What does ignorance cost? If you think about it for a second and a half, you probably can come up with at least four to five situations where you can remember that if you had only knewn - you would have saved a lot of money. What is fascinating in this equation is not so much that we al easily can agree that not knowing can cost deerly - sometimes even human lifes. Not convinced? Think Titanic! Think all the deseases we were not able to cure only five years ago because we were ignorant about a certain drug. How often did you pay an overprice on your levis - seeing the same pair of trousers on sale in the shop next to it?
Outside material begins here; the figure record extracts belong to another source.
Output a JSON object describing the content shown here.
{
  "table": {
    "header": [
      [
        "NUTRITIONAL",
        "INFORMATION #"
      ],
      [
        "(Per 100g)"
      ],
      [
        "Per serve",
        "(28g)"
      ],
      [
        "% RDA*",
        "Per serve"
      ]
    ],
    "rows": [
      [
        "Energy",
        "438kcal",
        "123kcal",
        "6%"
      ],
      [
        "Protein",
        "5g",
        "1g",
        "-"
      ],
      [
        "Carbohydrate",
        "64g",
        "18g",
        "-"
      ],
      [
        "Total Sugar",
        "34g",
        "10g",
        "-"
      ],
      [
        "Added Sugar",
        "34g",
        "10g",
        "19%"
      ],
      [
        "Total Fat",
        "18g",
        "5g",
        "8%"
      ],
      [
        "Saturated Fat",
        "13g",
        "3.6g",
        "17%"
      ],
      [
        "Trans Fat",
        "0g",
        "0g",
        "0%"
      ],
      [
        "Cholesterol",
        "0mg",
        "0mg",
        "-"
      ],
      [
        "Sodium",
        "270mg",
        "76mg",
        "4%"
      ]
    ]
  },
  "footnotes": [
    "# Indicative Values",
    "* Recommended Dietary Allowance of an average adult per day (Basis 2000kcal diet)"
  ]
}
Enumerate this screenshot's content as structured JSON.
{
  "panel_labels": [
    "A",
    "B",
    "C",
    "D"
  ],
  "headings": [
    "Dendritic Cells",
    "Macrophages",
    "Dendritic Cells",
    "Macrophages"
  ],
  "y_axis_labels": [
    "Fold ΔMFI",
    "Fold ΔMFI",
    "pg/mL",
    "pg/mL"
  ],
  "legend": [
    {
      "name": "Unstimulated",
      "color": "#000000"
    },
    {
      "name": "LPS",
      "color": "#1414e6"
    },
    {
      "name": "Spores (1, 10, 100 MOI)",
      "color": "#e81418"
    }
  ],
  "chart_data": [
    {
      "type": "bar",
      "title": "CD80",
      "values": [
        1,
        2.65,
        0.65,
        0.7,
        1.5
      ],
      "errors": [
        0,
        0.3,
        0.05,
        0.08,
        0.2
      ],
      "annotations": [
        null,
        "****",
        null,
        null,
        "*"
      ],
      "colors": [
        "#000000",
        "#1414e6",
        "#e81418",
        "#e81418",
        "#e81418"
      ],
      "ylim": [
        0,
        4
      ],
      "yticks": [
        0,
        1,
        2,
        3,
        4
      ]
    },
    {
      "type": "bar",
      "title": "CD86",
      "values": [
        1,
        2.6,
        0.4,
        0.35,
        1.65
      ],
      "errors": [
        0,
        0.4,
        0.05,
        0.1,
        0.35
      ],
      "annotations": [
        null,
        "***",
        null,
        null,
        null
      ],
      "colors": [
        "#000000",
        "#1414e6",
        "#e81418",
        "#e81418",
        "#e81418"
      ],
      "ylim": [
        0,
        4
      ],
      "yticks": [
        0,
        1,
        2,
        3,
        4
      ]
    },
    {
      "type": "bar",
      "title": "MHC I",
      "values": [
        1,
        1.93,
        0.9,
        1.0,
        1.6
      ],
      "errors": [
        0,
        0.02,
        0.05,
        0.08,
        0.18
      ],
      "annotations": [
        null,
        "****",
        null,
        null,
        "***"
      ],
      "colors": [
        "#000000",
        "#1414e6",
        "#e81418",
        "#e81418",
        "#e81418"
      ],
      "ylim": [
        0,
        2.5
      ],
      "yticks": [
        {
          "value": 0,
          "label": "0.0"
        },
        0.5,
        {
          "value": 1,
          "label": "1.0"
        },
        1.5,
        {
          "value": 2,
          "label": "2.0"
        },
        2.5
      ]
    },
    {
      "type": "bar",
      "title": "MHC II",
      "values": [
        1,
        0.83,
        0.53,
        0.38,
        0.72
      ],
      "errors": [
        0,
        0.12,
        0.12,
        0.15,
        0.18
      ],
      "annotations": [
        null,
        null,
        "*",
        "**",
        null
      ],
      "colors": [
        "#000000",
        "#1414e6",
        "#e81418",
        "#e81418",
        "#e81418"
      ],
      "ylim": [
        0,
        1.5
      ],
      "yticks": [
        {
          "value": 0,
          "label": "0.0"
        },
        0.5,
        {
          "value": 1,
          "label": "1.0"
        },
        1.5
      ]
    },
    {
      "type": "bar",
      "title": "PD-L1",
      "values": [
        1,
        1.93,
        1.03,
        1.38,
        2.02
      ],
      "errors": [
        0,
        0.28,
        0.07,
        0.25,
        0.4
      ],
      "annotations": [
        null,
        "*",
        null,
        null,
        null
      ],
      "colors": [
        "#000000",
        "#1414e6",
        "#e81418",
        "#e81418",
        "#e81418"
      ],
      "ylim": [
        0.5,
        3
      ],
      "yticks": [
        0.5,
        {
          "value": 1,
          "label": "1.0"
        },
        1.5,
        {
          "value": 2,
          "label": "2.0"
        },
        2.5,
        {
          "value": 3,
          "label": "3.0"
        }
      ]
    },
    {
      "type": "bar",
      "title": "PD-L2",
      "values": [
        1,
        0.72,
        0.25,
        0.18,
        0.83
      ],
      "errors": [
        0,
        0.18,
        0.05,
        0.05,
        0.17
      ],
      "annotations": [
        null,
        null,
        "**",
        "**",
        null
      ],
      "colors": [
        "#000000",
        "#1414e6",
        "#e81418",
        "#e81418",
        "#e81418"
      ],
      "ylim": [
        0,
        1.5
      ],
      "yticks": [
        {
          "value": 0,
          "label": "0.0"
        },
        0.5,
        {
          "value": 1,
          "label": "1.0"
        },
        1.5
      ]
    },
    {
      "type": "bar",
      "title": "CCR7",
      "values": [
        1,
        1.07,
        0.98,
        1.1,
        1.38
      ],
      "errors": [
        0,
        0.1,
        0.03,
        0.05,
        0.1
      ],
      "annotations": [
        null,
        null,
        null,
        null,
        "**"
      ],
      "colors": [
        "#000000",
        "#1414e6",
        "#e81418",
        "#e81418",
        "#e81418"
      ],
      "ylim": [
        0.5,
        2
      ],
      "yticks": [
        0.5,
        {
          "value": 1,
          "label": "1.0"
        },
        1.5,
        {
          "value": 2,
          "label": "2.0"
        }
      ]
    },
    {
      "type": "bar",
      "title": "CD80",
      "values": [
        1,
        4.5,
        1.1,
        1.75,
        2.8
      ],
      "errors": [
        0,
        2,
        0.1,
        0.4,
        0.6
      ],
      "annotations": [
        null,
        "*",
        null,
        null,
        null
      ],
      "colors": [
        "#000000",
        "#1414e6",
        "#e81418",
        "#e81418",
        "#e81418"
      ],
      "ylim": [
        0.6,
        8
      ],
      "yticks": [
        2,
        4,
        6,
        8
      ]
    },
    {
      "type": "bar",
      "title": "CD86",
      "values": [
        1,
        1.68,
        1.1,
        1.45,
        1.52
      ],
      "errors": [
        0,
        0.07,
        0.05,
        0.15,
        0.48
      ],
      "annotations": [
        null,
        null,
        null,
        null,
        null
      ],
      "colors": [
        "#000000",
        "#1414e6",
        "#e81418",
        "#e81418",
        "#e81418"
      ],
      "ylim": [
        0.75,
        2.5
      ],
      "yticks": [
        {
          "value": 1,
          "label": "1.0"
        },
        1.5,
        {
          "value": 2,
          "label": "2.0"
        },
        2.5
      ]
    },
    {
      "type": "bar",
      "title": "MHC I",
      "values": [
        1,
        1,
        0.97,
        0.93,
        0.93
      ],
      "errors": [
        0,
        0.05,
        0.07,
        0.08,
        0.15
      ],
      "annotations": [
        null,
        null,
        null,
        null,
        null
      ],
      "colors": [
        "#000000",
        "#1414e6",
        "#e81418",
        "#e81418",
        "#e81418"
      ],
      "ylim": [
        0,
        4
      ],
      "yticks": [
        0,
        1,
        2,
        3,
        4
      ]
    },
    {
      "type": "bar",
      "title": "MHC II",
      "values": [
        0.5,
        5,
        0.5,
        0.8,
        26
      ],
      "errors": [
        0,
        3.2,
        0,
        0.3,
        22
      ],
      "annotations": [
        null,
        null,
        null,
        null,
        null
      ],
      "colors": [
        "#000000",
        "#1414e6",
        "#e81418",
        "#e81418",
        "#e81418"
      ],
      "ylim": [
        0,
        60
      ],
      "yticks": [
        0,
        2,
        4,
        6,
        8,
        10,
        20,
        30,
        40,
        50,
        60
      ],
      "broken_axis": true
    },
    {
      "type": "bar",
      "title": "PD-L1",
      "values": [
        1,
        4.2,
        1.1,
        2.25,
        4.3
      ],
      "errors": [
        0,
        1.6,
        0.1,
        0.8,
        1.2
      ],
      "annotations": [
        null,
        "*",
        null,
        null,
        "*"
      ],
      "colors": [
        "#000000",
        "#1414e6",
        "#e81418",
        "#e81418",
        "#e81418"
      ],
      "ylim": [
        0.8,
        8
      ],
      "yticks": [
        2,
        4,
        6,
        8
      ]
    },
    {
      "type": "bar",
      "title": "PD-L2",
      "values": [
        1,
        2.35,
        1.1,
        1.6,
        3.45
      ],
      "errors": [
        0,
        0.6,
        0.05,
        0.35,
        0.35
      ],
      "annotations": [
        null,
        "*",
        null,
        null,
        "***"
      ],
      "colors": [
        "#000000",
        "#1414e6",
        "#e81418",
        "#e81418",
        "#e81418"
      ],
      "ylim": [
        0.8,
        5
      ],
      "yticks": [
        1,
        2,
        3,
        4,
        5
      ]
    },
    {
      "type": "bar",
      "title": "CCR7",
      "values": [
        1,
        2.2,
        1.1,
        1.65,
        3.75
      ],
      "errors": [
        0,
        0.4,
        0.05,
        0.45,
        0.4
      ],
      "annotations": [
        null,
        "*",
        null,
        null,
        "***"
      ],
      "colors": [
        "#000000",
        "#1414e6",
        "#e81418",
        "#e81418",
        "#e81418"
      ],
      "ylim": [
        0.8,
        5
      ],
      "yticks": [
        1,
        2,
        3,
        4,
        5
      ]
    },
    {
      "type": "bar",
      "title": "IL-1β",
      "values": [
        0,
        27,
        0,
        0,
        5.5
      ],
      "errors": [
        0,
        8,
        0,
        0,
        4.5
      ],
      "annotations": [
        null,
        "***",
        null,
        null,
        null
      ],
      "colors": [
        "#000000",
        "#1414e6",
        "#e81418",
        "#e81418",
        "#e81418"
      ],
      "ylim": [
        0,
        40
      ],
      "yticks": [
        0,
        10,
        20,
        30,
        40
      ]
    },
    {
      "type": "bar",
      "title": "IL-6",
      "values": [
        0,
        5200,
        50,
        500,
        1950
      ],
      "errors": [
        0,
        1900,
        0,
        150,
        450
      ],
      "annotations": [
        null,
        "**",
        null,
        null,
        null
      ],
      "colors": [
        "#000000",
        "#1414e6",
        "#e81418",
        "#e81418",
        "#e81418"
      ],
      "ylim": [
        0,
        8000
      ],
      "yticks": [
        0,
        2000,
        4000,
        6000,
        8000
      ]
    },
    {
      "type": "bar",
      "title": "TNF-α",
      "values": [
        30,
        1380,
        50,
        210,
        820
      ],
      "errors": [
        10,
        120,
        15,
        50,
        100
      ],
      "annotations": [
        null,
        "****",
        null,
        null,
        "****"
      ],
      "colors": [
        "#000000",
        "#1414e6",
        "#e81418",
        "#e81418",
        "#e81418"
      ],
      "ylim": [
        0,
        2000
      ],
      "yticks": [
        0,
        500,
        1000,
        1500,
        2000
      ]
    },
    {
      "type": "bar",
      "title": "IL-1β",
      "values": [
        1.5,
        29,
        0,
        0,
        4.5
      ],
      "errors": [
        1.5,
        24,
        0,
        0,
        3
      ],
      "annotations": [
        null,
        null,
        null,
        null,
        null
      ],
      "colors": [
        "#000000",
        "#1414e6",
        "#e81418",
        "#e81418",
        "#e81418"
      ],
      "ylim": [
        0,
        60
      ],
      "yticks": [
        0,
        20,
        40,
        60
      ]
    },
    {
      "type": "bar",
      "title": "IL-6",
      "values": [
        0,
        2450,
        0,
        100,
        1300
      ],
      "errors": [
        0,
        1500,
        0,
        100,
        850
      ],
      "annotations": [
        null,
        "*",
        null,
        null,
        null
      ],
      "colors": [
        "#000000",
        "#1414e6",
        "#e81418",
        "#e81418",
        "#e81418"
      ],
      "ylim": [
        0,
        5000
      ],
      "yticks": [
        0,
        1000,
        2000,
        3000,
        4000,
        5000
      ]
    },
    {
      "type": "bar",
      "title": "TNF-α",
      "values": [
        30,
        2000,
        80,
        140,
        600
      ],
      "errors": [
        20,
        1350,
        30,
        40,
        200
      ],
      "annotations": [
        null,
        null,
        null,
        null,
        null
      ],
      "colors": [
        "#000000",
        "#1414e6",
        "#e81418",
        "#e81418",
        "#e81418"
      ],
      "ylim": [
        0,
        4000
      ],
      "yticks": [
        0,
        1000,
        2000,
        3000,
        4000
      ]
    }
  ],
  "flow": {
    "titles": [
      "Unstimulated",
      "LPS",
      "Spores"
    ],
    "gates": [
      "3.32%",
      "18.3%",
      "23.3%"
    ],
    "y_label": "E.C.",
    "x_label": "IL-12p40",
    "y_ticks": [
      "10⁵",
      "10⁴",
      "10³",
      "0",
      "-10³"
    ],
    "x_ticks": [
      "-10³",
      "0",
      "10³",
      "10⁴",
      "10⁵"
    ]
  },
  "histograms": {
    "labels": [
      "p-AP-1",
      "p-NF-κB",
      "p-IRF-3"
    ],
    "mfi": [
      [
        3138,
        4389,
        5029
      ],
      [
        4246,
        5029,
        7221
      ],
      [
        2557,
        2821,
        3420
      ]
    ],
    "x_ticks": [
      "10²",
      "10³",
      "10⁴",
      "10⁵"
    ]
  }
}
You can of course argue that this information assymetry - cause that is often what it is, nothing less, nothing more - is relative since it is difficult to know everything. And you're right. Point taken. But what if you approach what you know differently? What if you split it up in four categories:
What you know, you know
What you know, you don't know
What you don't know, you know
What you don't know, you don't know
The first three categories - you're home free. After all, only 50% of the equation is unknown and therefore you're able to work the area with training and education. If you can imagine it, you can think it. If you can think it, you can reason it. If you can reason it, you can build it. It's the 'what you don't know, you don't know' that is fascinating. Cause where's your imagination here?
There's some flawed thinking here since just because you can't imagine it, doesn't mean somebody else can't. After all, we're launching a car that can fly in China later this year and unless you're employed by Moller, I can safely assume neither you nor me can take credit for this. In other words, just because you and I have not heard about it, doesn't mean it is not out there. That piece of not knowing I can't put a price tag on. At least not one that will leave you with a credible mathematical definition that enables you to assess whether it is a good investment to probe in the area where you don't know what you don't know.
But I can say so much as that what is in the first three categories, is most likely in some way on your competitive radar. The fourth category - is most likely to produce a competitor that will blow you out of the market alltogether. Or it will bring us the answers to cure cancer, solve starvation, connect knowledge and religion and what have you. But it takes that we start taking knowledge more seriously - not only what we know, but also the dark side of knowledge: everything we're happily ignorant about.